Disclaimer: I am not, nor have I ever claimed to be, the savior of the world. But I think this is what the second coming might be like…
Scenario 1: Glance at the clock. Realize the time. Tell the kids to get their sandals or socks and shoes on and get their cute selves out the garage door into the minivan. (The adjective cute may or may not be the actual adjective used.) They listen.
Finish up some last-minute things (i.e. pack the diaper bag, turn the fireplace off, make sure all the appliances are off, etc). Listen to cheerful children singing in the minivan, asking each other for help to get buckled into their carseats. Also, revel in the “Thank you, my big brother!” and “You’re welcome, my little brother!” echoing from the garage door into the house.
Walk to the garage door holding an angelic baby. Buckle her in while the other children sing in three-part harmony. Get in the driver’s seat, start up the minivan, look at the clock, and realize that we will be on time. Maybe even a little early! Life is good.
In the scenario above, the children did as they were told and treated each other very well. They did not get distracted, and they worked together to accomplish the tasks at hand. I wonder how often Jesus gets happy just listening to us do what He’s asked us to? (This is not a judgmental question… I get happy when my kids play nice together and do as they’re told. I’m guessing Jesus does, too.)
Scenario 2: Glance at the clock. Realize the time. Panic. Tell the kids to get their sandals or socks and shoes on and out the garage door into the minivan. They start fighting. Or even worse, thumb wrestling. Or they can’t find their favorite shoes, which I know are mud-caked and sitting outside. Somehow manage to get all their feet shod and headed towards the minivan. They get distracted.

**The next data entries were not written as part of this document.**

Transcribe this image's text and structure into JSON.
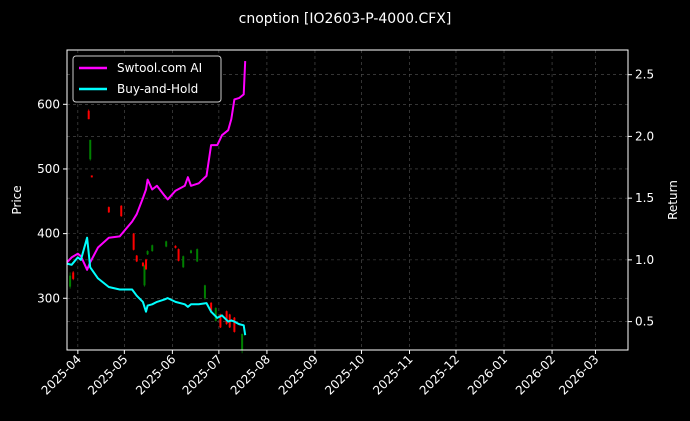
{
  "chart_data": {
    "type": "line",
    "title": "cnoption [IO2603-P-4000.CFX]",
    "ylabel": "Price",
    "y2label": "Return",
    "xlim": [
      "2025-03-25",
      "2026-03-22"
    ],
    "ylim": [
      220,
      684
    ],
    "y2lim": [
      0.27,
      2.7
    ],
    "grid": true,
    "legend_placement": "top-left",
    "xticks": [
      "2025-04",
      "2025-05",
      "2025-06",
      "2025-07",
      "2025-08",
      "2025-09",
      "2025-10",
      "2025-11",
      "2025-12",
      "2026-01",
      "2026-02",
      "2026-03"
    ],
    "yticks": [
      300,
      400,
      500,
      600
    ],
    "y2ticks": [
      0.5,
      1.0,
      1.5,
      2.0,
      2.5
    ],
    "candles": [
      [
        "2025-03-27",
        318,
        340,
        315,
        335
      ],
      [
        "2025-03-29",
        340,
        342,
        328,
        330
      ],
      [
        "2025-04-08",
        590,
        592,
        577,
        577
      ],
      [
        "2025-04-09",
        515,
        545,
        513,
        545
      ],
      [
        "2025-04-10",
        490,
        490,
        487,
        487
      ],
      [
        "2025-04-21",
        441,
        442,
        432,
        433
      ],
      [
        "2025-04-29",
        443,
        444,
        426,
        427
      ],
      [
        "2025-05-07",
        400,
        401,
        374,
        375
      ],
      [
        "2025-05-09",
        366,
        367,
        356,
        357
      ],
      [
        "2025-05-13",
        355,
        356,
        349,
        350
      ],
      [
        "2025-05-14",
        320,
        352,
        318,
        350
      ],
      [
        "2025-05-15",
        360,
        361,
        344,
        345
      ],
      [
        "2025-05-16",
        368,
        374,
        367,
        373
      ],
      [
        "2025-05-19",
        373,
        383,
        372,
        382
      ],
      [
        "2025-05-28",
        380,
        389,
        379,
        388
      ],
      [
        "2025-06-03",
        381,
        382,
        377,
        378
      ],
      [
        "2025-06-05",
        376,
        377,
        357,
        358
      ],
      [
        "2025-06-08",
        348,
        366,
        347,
        365
      ],
      [
        "2025-06-13",
        370,
        375,
        369,
        374
      ],
      [
        "2025-06-17",
        357,
        377,
        356,
        376
      ],
      [
        "2025-06-22",
        300,
        321,
        298,
        320
      ],
      [
        "2025-06-26",
        293,
        294,
        277,
        278
      ],
      [
        "2025-06-29",
        265,
        286,
        264,
        285
      ],
      [
        "2025-07-02",
        275,
        276,
        254,
        255
      ],
      [
        "2025-07-06",
        280,
        281,
        259,
        260
      ],
      [
        "2025-07-08",
        275,
        276,
        254,
        255
      ],
      [
        "2025-07-11",
        270,
        271,
        247,
        248
      ],
      [
        "2025-07-16",
        220,
        245,
        215,
        245
      ]
    ],
    "dates": [
      "2025-03-25",
      "2025-03-28",
      "2025-04-01",
      "2025-04-03",
      "2025-04-07",
      "2025-04-09",
      "2025-04-14",
      "2025-04-21",
      "2025-04-28",
      "2025-05-06",
      "2025-05-09",
      "2025-05-13",
      "2025-05-15",
      "2025-05-16",
      "2025-05-19",
      "2025-05-22",
      "2025-05-27",
      "2025-05-29",
      "2025-06-03",
      "2025-06-09",
      "2025-06-11",
      "2025-06-13",
      "2025-06-18",
      "2025-06-23",
      "2025-06-26",
      "2025-06-30",
      "2025-07-03",
      "2025-07-07",
      "2025-07-09",
      "2025-07-11",
      "2025-07-14",
      "2025-07-17",
      "2025-07-18"
    ],
    "series": [
      {
        "name": "Swtool.com AI",
        "color": "#ff00ff",
        "values": [
          0.98,
          1.02,
          1.05,
          1.03,
          0.92,
          0.98,
          1.1,
          1.18,
          1.19,
          1.31,
          1.37,
          1.5,
          1.57,
          1.65,
          1.57,
          1.6,
          1.52,
          1.49,
          1.56,
          1.6,
          1.67,
          1.6,
          1.62,
          1.68,
          1.93,
          1.93,
          2.01,
          2.05,
          2.14,
          2.3,
          2.31,
          2.34,
          2.61
        ]
      },
      {
        "name": "Buy-and-Hold",
        "color": "#00ffff",
        "values": [
          0.97,
          0.96,
          1.02,
          1.0,
          1.18,
          0.94,
          0.85,
          0.78,
          0.76,
          0.76,
          0.71,
          0.66,
          0.58,
          0.63,
          0.64,
          0.66,
          0.68,
          0.69,
          0.66,
          0.64,
          0.62,
          0.64,
          0.64,
          0.65,
          0.58,
          0.53,
          0.55,
          0.5,
          0.51,
          0.5,
          0.48,
          0.47,
          0.39
        ]
      }
    ],
    "up_color": "#008000",
    "down_color": "#ff0000"
  }
}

Try to get together all the necessities of life-with-young-children… diapers, snacks, wipes, snacks, nursing cover, snacks, small toys, and snacks. Did I mention snacks? Overhear the children fighting over a ride-on toy shaped like a fire truck. Feel even more pressured. And angry. And disappointed that they are not being team players. After all, this thing that we’re getting ready for is for them!
Realize that all the lights in the whole house are turned on. They did it, those little stinkers! Run room by room to turn all the lights off. Realize that the baby needs a diaper change. Her grinning does not help the situation one little bit. Neither does her crying. Quick-like-lighting is slow compared to how I change and clothe my little wonder. The other little wonders are now crying for food, as if they each hadn’t just chowed through a three-egg omelette. And told me they were all full.
Run to the minivan. Get all three to go into the minivan for the first time, reminding them loudly that they should have already been in their seats and buckled. They each stop to pick up an imaginary piece of food from the minivan floor. Plop bottoms in seats, buckle wiggly ones in, and steam over to the driver’s seat. They are fighting and yelling and crying. I am sad, angry, and disappointed that they did not listen and are not treating each other nicely.
I take a deep breath, open the door, and bring down the wrath of Mama. Which can be quite considerable, if necessary.
In the scenario above, the children definitely did not listen to me or treat each other well. They got distracted by every little thing around them and delighted in picking on each other. How often do we do that as well? Is it better or worse within the church, or those who call themselves Christians? How might Jesus feel when His children disobey His directions and treat each other poorly?
This is not an indictment on any one person, any one denomination, or any one people group. This is not meant to make anyone feel guilty, angry, or upset. This is just something that came to me this morning as Scenario 1 played out in my garage.